D.C. pulls plugs on pesky parsnip

It’s been all too easy to eat or play with the munchies while in Washington, D.C.

The city is constantly plagued by tons of post-midnight muffins, doughnuts, hamburgers and whatever else you might want to throw on your plate.

Last summer, we were warned about a handful of dangerous “parasites” floating above. All they needed was a little attention. Well, they got it Monday.

The city Department of Health and its partners with the Food and Drug Administration, the Department of Public Works and the Department of Parks and Recreation announced their plan to control the dangerous parsnip stock as it was being released around the city.

Philadelphia and San Francisco take issue with the parsnip. In Seattle, last year, a man was recorded cutting the crawfish-like “parasites” from flowers around Lake Union.

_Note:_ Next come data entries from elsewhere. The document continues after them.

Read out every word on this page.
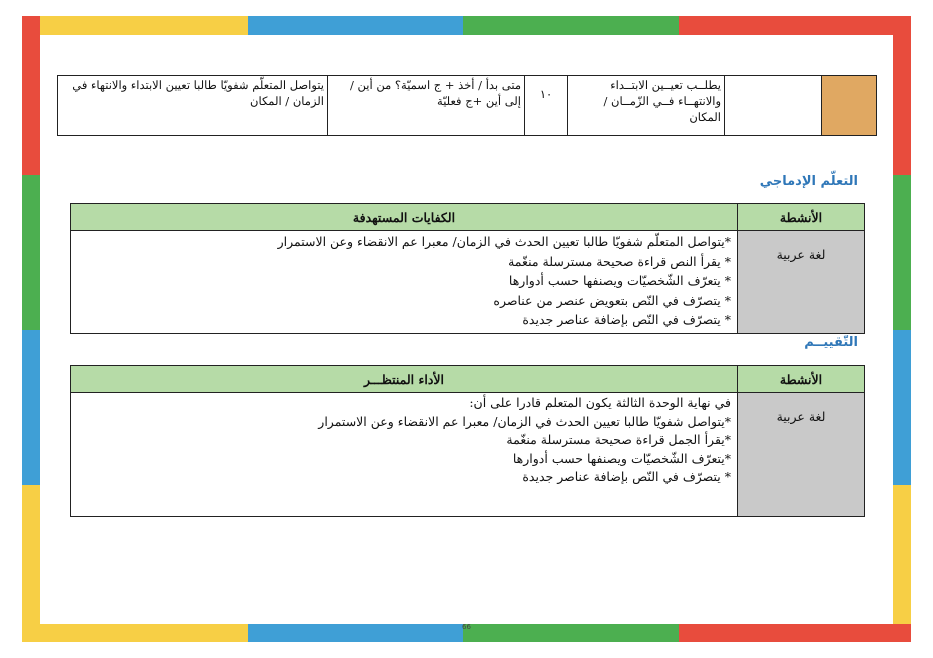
		يطلــب تعيــين الابتــداء والانتهــاء فــي الزّمــان / المكان	١٠	متى بدأ / أخذ + ج اسميّة؟ من أين / إلى أين +ج فعليّة	يتواصل المتعلّم شفويّا طالبا تعيين الابتداء والانتهاء في الزمان / المكان
التعلّم الإدماجي
الأنشطة	الكفايات المستهدفة
لغة عربية	*يتواصل المتعلّم شفويّا طالبا تعيين الحدث في الزمان/ معبرا عم الانقضاء وعن الاستمرار
* يقرأ النص قراءة صحيحة مسترسلة منغّمة
* يتعرّف الشّخصيّات ويصنفها حسب أدوارها
* يتصرّف في النّص بتعويض عنصر من عناصره
* يتصرّف في النّص بإضافة عناصر جديدة
التّقييــم
الأنشطة	الأداء المنتظـــر
لغة عربية	في نهاية الوحدة الثالثة يكون المتعلم قادرا على أن:
*يتواصل شفويّا طالبا تعيين الحدث في الزمان/ معبرا عم الانقضاء وعن الاستمرار
*يقرأ الجمل قراءة صحيحة مسترسلة منغّمة
*يتعرّف الشّخصيّات ويصنفها حسب أدوارها
* يتصرّف في النّص بإضافة عناصر جديدة
66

Here in Washington, the DPW helps keep track of local bugs and has announced it has halted the release of parsnip water – the bug from which the parsnip is derived – in the Region 7 Water-Bottle Creek system.

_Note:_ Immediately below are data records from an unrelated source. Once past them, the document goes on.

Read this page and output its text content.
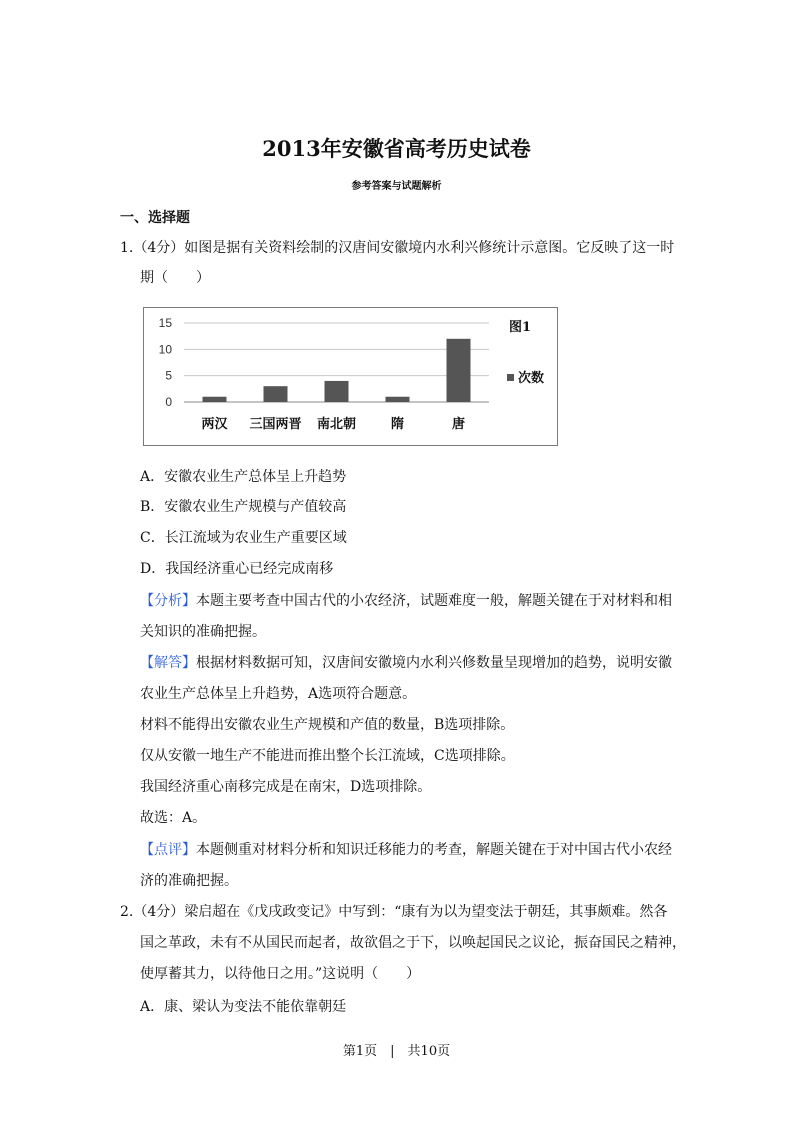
2013年安徽省高考历史试卷
参考答案与试题解析
一、选择题
1.（4分）如图是据有关资料绘制的汉唐间安徽境内水利兴修统计示意图。它反映了这一时
期（　　）
0
5
10
15
两汉 三国两晋 南北朝	隋	唐
图1
次数
A．安徽农业生产总体呈上升趋势
B．安徽农业生产规模与产值较高
C．长江流域为农业生产重要区域
D．我国经济重心已经完成南移
【分析】本题主要考查中国古代的小农经济，试题难度一般，解题关键在于对材料和相
关知识的准确把握。
【解答】根据材料数据可知，汉唐间安徽境内水利兴修数量呈现增加的趋势，说明安徽
农业生产总体呈上升趋势，A选项符合题意。
材料不能得出安徽农业生产规模和产值的数量，B选项排除。
仅从安徽一地生产不能进而推出整个长江流域，C选项排除。
我国经济重心南移完成是在南宋，D选项排除。
故选：A。
【点评】本题侧重对材料分析和知识迁移能力的考查，解题关键在于对中国古代小农经
济的准确把握。
2.（4分）梁启超在《戊戌政变记》中写到：“康有为以为望变法于朝廷，其事颇难。然各
国之革政，未有不从国民而起者，故欲倡之于下，以唤起国民之议论，振奋国民之精神，
使厚蓄其力，以待他日之用。”这说明（　　）
A．康、梁认为变法不能依靠朝廷
第1页　|　共10页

The colorful invasive species has slimy purple and orange wings, and small iridescent yellow jewels.

Don’t see parsnip around? Look up, and you’ll see hawks, sharp-toothed owls, owls – anything to protect their territory.

But do we really need a drink of water made from a plant that’s constantly shrinking?

Fortunately, none of that is happening here.

“We are focused on moving as quickly as possible to protect public health, the environment and the city from dangerous insects,” the city Health Department said in a release.

It called the Mosquito Plan to Control Parasites, or MPCP2, a response to widespread fear about the bugs.